When our galaxy was born, around 13 billion years ago, a plethora of clusters containing millions of stars emerged. But over time, they have been disappearing. However, hidden behind younger stars that were formed later, some old and dying star clusters remain, such as the so-called E 3. European astronomers have now studied this testimony to the beginnings of our galaxy.
Globular clusters are spherical-shaped or globular stellar groupings — hence its name- which can contain millions of stars. There are about 200 of them in the Milky Way, but few are as intriguing to astronomers as the E 3 cluster.
It is situated around 30,000 light years away, in the southern constellation of Chameleon. A team of Spanish and Italian astronomers have named it “a ghost from the Milky Way’s past” in an article published recently in the Astronomy & Astrophysics journal.
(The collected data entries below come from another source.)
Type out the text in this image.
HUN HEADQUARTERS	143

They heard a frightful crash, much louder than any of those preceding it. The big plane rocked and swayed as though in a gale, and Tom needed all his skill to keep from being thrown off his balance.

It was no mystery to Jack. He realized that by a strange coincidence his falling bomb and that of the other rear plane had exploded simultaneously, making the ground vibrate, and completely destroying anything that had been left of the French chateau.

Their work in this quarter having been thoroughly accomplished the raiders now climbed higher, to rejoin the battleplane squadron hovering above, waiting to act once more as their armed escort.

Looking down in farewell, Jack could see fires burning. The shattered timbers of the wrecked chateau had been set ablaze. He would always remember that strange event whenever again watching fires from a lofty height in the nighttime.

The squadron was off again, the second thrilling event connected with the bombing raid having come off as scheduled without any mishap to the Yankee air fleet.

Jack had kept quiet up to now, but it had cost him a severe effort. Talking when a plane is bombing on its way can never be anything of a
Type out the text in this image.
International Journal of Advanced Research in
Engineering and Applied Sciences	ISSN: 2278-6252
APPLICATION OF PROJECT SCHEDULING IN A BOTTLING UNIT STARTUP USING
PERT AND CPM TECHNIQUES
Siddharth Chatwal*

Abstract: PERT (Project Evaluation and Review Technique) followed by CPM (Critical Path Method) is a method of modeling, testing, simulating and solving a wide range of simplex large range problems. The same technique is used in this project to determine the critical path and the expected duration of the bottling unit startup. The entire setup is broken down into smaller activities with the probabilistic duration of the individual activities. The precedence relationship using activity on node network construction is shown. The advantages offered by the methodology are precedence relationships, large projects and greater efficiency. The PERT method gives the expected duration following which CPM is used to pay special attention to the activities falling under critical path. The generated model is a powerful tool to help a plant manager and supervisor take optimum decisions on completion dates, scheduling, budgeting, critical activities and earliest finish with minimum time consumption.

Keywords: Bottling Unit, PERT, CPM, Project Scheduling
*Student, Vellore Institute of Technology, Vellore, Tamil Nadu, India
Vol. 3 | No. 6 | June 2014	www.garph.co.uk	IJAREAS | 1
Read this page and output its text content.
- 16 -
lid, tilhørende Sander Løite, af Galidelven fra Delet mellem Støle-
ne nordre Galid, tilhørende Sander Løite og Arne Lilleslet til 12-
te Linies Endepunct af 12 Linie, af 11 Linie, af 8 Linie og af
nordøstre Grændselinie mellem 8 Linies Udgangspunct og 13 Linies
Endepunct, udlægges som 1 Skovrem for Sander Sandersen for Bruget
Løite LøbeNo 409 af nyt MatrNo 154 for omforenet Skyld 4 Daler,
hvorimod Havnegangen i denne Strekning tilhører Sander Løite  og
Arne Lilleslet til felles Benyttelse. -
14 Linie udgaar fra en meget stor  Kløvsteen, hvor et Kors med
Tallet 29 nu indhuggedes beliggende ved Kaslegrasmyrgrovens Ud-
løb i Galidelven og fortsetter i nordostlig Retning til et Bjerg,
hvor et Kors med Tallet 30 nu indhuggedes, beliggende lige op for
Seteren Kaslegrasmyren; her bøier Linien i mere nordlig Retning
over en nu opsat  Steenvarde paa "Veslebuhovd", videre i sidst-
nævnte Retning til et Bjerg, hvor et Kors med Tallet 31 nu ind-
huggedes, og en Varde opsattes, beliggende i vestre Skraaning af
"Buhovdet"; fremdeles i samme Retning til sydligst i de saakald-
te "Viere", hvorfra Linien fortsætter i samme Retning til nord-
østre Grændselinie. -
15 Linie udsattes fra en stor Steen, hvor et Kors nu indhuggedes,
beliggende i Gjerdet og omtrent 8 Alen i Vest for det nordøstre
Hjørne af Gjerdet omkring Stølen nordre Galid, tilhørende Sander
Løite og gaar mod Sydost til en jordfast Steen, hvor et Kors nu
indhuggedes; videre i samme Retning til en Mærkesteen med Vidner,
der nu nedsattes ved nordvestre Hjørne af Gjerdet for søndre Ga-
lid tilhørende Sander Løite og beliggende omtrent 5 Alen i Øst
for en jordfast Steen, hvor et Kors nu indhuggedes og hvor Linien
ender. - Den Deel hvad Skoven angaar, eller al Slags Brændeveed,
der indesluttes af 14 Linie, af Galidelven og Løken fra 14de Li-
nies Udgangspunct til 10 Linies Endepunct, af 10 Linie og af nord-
“This globular cluster, and a few similar ones — such as Palomar 5 or Palomar 14 — are `ghosts´ because they appear to be in the last stages of their existence, and we say ´from the past´ because they are very old. They were formed when our galaxy was virtually new-born, 13 billion years ago,” says one of the authors, Carlos de la Fuente Marcos.
E 3 is hidden behind younger and brighter objects located between the cluster and Earth, but it has been possible to analyse it thanks to the Very Large Telescope (VLT) held in the European Southern Observatory (ESO) in Cerro Paranal, Chile. The data obtained revealed some surprises.
“Unlike typical globular clusters, which contain hundreds of thousands and in some cases millions of stars, the object studied only has a few tens of thousands of them,” says De la Fuente Marcos. “Additionally, it doesn’t have the typical circular symmetry, but a much distorted, almost ghostly, rhomboidal shape, contorted by the galactic gravitational waves.”
According to another study on E 3 by Michigan State University (USA) researchers, published in The Astrophysical Journal, this cluster is chemically homogeneous, that is, it doesn’t have several star populations in its interior.
“This is characteristic of an object that was created in block, in one single episode, like what is supposed to have happened when our galaxy was born: very large star clusters (containing millions of stars) were formed, but what remains of them today are objects like E 3, ghosts from a distant past,” says De la Fuente Marcos. He explains that the study of these objects “enables us to gain insight into the infancy of the Milky Way.”
Native or captured?
Despite the recently published new data on this strange globular cluster, astronomers still have to clarify if it was really formed in our galaxy or not. It is known that some of its clusters are not native to the Milky Way, but were captured, even though they can currently be seen in its interior. Long ago, our galaxy cannibalised other smaller galaxies and kept their globular clusters. The rest were formed in-situ.
In the article, it is suggested that the object analysed could be dynamically related to other clusters, such as 47 Tucanae, one of the richest and largest of the Milky Way. They could even share the same stream of stars. If this were the case, it would support the hypothesis that E 3 was captured in the distant past.
“We hope to obtain new data in 2016, thanks to more spectroscopic observations, and perhaps we will be able to give answers to these questions,” says De la Fuente Marcos, an independent astronomer who collaborates with colleagues from the Northern Catholic University and ESO in Chile, and the University of Padua, Italy.